You will also need to locate the path to the MySQL header file and mysqlclient libraries. Usually, these files are in the directory where you installed MySQL. For example, on a Linux machine, if I installed MySQL in /usr/local/mysql, then the header files would be in /usr/local/mysql/include/mysql/, and the library files would be in /usr/local/mysql/lib/mysql/. If you are not sure where the MySQL header file or libraries are, you can use the find command to locate them.

        find / -mount -name "mysql.h"
        find / -mount -name "libmysqlclient.so"

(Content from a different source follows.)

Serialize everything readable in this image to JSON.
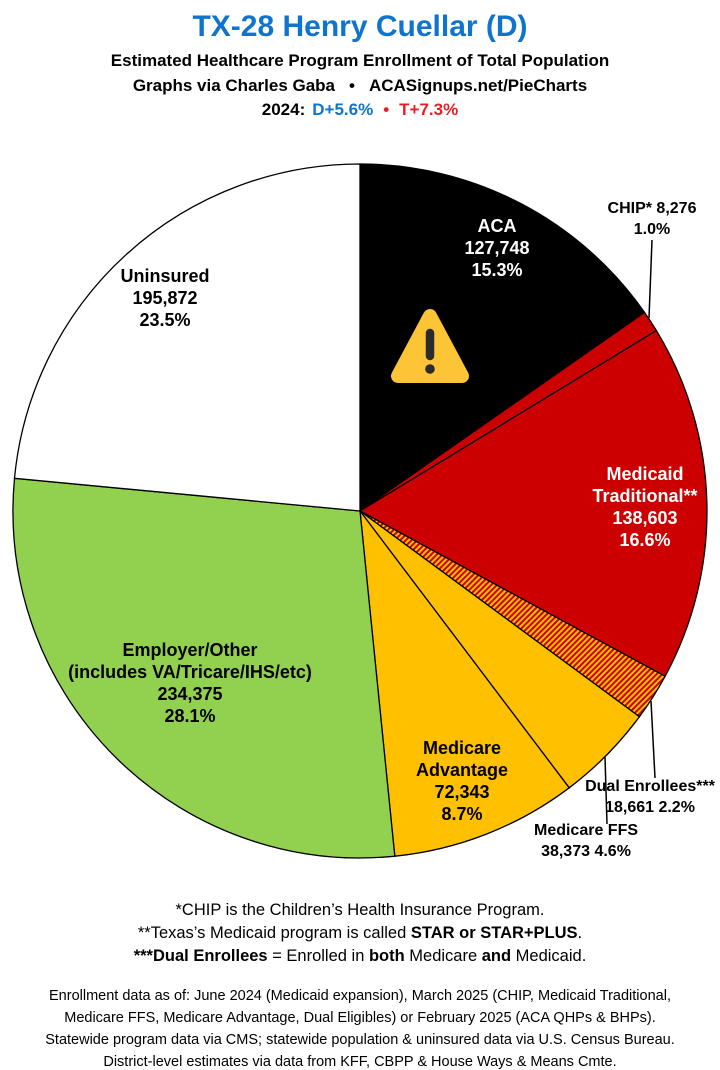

Once you know the paths to the MySQL header file and libraries, and you have downloaded the Stata source file and header file, you can compile the plugin on a 32-bit Linux machine by using gcc with the command:

$ gcc -shared -DSYSTEM=OPUNIX stplugin.c connect_to_mysql.c -o connect_to_mysql.plugin -I /usr/local/mysql/include/mysql/ -L /usr/local/mysql/lib/mysql/ -l mysqlclient

Call plugin from Stata

Now that the plugin has been compiled you can call it from Stata to load data from MySQL. The first step in Stata is to create an empty dataset to load the data by using the command plugin call connect_to_mysql *, create.

clear

program connect_to_mysql, plugin
plugin call connect_to_mysql, create

// Create dataset using macros passed back from plugin
local stop : word count `vars'
set obs `obs'

forvalues i = 1/`stop' {
	local var : word `i' of `vars'
	local type : word `i' of `types'
	if strpos("`type'", "str") > 0 {
		qui gen `type' `var' = ""
	}
	else {
		qui gen `type' `var' = .	
	}
}

You now should have an empty dataset to load the data by using the command

        . plugin call connect_to_mysql *, load

The dataset created in Stata is

 . qui compress

 . describe

 Contains data
   obs:             2                          
  vars:             4                          
  size:            16 (99.9% of memory free)
 -------------------------------------------------------------------------------
               storage  display     value
 variable name   type   format      label      variable label
 -------------------------------------------------------------------------------
 id              byte   %10.0g                 
 var1            byte   %10.0g                 
 var2            byte   %10.0g                 
 var3            str1   %9s                    
 -------------------------------------------------------------------------------
 Sorted by:  
      Note:  dataset has changed since last saved

 . list

      +-------------------------+
      | id   var1   var2   var3 |
      |-------------------------|
   1. |  1      2      3      a |
   2. |  2      5      6      b |
      +-------------------------+

Let us say that you added a few observations to your dataset in Stata using the commands:

 . set obs 4
 . replace id = _n in 3/4
 . replace var1 = 3 in 3/4
 . replace var2 = 4 in 3/4
 . replace var3 = "a" in 3/4

If you wanted to add the new observations to the database, you would first create a macro of the Stata variables’ names and types,

 . unab myvars: _all
 . foreach var of local myvars {
 . 	local type: type `var'
 . 	local mytypes " `mytypes' `type'"
 }	

and then call the plugin with the correct observation range,

        . plugin call connect_to_mysql * in 3/4, write

The stata_test table in MySQL should now be

 mysql> select * from stata_test;
 +----+------+------+------+
 | id | var1 | var2 | var3 |
 +----+------+------+------+
 |  1 |    2 |    3 | a    |
 |  2 |    5 |    6 | b    |
 |  3 |    3 |    4 | a    |
 |  4 |    3 |    4 | a    |
 +----+------+------+------+
 4 rows in set (0.04 sec)

Conclusion

Using plugins to import and export data from databases into Stata allows you to be as specific or as general as you like with the types of database applications and databases to which you can connect. For example, if you wanted a plugin that connected to several databases in MySQL, you could alter connect_to_mysql to have the syntax

connect_to_mysql [varlist] [if] [in] [, [create|load|write] database(database_name) table(table_name) user(username) pass(password)]

This syntax is a little harder to parse and error check in C, but it allows you more flexibility to connect to multiple databases in MySQL.